For more details on these issues see Țuca Zbârcea & Asociații’s Legal Alert of 18 March 2020 (link

Consequently, the current context may give rise to potential disputes in this area, whether as a result of the interpretations given to certain actions by the Competition Council, on the one hand, or, on the other hand, the business entities’ interpretations of the law and their actions.

– Other areas

The areas that could similarly lead to disputes under the current circumstances, if the parties fail to reach an amicable settlement (where possible), include the following։

a) Disputes related to medical regulations – considering the insufficient number of qualified health professionals, as well as the possibility to employ medical contractual professionals, auxiliary staff, pharmacists, laboratory staff and other categories of required contractual staff, without an exam, for a determined 6-month period;

b) Family law disputes – as restrictions are imposed on private and family life during this period;

c) Disputes involving misdemeanours – by the regulatory acts adopted in this period, measures were imposed the inobservance of which gives rise, inter alia, to liability for misdemeanours. To the extent that the implementation and applicability of these measures deviates from the letter and spirit of the regulation, disputes may arise or complaints may be submitted against the imposed penalties, as appropriate;

d) Criminal law – the regulatory acts adopted in this period implemented measures the inobservance of which may give rise, inter alia, to criminal liability.
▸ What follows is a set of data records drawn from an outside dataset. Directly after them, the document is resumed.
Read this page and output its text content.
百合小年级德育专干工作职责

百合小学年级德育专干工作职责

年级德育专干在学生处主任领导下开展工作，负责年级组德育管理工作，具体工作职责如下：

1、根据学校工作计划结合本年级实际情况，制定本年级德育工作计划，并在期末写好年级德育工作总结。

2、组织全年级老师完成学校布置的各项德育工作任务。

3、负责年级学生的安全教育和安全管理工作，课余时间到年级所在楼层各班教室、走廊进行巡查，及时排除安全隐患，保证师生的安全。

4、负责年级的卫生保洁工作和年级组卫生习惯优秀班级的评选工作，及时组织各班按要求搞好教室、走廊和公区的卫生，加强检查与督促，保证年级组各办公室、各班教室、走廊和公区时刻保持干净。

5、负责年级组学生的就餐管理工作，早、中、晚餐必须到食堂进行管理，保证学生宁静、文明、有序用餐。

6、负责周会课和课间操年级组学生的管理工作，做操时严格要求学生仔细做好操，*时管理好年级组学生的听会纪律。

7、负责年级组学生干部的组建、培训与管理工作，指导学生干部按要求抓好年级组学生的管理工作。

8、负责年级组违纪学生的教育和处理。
Last but not least, Romania requested activation of Article 15 of the European Convention on Human Rights (“ECHR”) which allows derogations from the applicability of the convention, considering the state of emergency generated by the COVID-19 epidemic. Therefore, the infringement of the ECHR in disputes referring to acts occurring while the state of emergency is in effect shall be interpreted in a restrictive fashion by the courts of law.